Eclisse del Dio unico

 



Sulla copertina di Eclisse del Dio Unico (Il Saggiatore) di Ferruccio Parazzoli c’è un cerino bruciato. Potrebbe simboleggiare una fede che si è spenta dopo aver resistito fino all’ultimo, fino a quando è stato possibile tenere il fiammifero acceso in mano. Potrebbe anche essere immagine di una vita che si è stufata di tenere la fiammella accesa, un attimo prima del suo consumarsi naturale. Parazzoli ha infatti settantasette anni e questo suo ultimo libro parrebbe un testamento, una specie di grido contro il Silenzio di Dio, quel silenzio che ha già impensierito tanti altri prima di lui (basterebbe pensare al regista svedese Ingmar Bergman, che al tema ha dedicato praticamente tutta la sua produzione).

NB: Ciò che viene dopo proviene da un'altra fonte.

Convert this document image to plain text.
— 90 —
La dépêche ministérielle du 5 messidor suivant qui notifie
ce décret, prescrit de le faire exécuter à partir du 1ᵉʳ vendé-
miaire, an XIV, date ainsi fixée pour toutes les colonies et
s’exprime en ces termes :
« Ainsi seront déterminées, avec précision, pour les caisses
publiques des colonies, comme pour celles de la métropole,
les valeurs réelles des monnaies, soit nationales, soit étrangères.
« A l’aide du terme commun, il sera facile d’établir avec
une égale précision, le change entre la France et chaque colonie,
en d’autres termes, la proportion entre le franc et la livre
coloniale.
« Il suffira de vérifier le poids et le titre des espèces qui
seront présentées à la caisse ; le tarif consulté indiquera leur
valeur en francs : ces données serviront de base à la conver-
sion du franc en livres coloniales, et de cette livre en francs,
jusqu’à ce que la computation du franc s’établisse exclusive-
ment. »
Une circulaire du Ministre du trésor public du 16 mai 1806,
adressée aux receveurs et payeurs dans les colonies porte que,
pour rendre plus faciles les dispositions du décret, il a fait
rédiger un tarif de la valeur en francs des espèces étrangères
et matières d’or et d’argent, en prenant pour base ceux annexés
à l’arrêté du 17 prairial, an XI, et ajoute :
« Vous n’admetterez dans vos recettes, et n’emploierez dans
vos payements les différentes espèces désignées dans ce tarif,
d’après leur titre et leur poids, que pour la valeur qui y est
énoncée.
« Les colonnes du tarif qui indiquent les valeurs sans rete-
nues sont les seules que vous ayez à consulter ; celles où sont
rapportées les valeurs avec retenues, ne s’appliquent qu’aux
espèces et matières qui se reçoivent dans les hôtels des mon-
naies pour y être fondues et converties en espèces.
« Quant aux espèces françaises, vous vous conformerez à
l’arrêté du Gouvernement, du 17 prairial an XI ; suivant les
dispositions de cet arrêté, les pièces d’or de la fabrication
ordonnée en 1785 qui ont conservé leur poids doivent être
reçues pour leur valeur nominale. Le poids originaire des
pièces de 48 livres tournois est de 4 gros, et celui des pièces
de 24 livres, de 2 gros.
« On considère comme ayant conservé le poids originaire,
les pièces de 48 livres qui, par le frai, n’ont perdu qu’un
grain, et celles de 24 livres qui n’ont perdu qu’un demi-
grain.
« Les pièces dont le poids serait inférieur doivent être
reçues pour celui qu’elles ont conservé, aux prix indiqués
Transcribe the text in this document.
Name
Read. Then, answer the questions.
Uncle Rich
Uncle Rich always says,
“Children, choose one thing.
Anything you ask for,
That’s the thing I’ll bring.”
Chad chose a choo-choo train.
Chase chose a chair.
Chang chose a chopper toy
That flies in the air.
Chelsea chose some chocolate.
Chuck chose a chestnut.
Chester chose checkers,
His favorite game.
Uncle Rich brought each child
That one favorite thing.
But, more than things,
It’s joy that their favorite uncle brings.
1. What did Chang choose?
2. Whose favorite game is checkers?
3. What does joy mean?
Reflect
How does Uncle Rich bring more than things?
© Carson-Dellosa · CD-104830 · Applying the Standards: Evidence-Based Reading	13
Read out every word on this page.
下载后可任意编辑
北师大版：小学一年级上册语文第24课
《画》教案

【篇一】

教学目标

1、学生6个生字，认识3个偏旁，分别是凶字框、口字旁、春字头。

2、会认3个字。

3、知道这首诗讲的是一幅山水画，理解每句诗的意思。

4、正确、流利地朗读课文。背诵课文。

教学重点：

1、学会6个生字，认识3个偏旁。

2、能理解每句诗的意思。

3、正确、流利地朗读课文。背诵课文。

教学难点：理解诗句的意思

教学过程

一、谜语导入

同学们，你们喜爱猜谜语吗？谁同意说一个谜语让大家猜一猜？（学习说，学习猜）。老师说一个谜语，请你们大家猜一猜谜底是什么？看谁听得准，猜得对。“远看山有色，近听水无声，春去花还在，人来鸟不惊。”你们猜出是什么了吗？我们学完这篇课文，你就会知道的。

Parazzoli non è uno scrittore qualsiasi. Nella prefazione, Vito Mancuso dice: «L’autore infatti è stato per molti anni (ed è ancora considerato tale ora che scrivo) un intellettuale organico alla Chiesa cattolica, con una collaborazione fissa su Famiglia cristiana, una rubrica sul mensile Jesus, svariati articoli su Avvenire dove gli è stata affidata anche la striscia di spiritualità quotidiana detta “Mattutino”, e i puntuali inviti della Presidenza della Conferenza Episcopale a prendere la parola nei congressi e nei simposi ufficiali».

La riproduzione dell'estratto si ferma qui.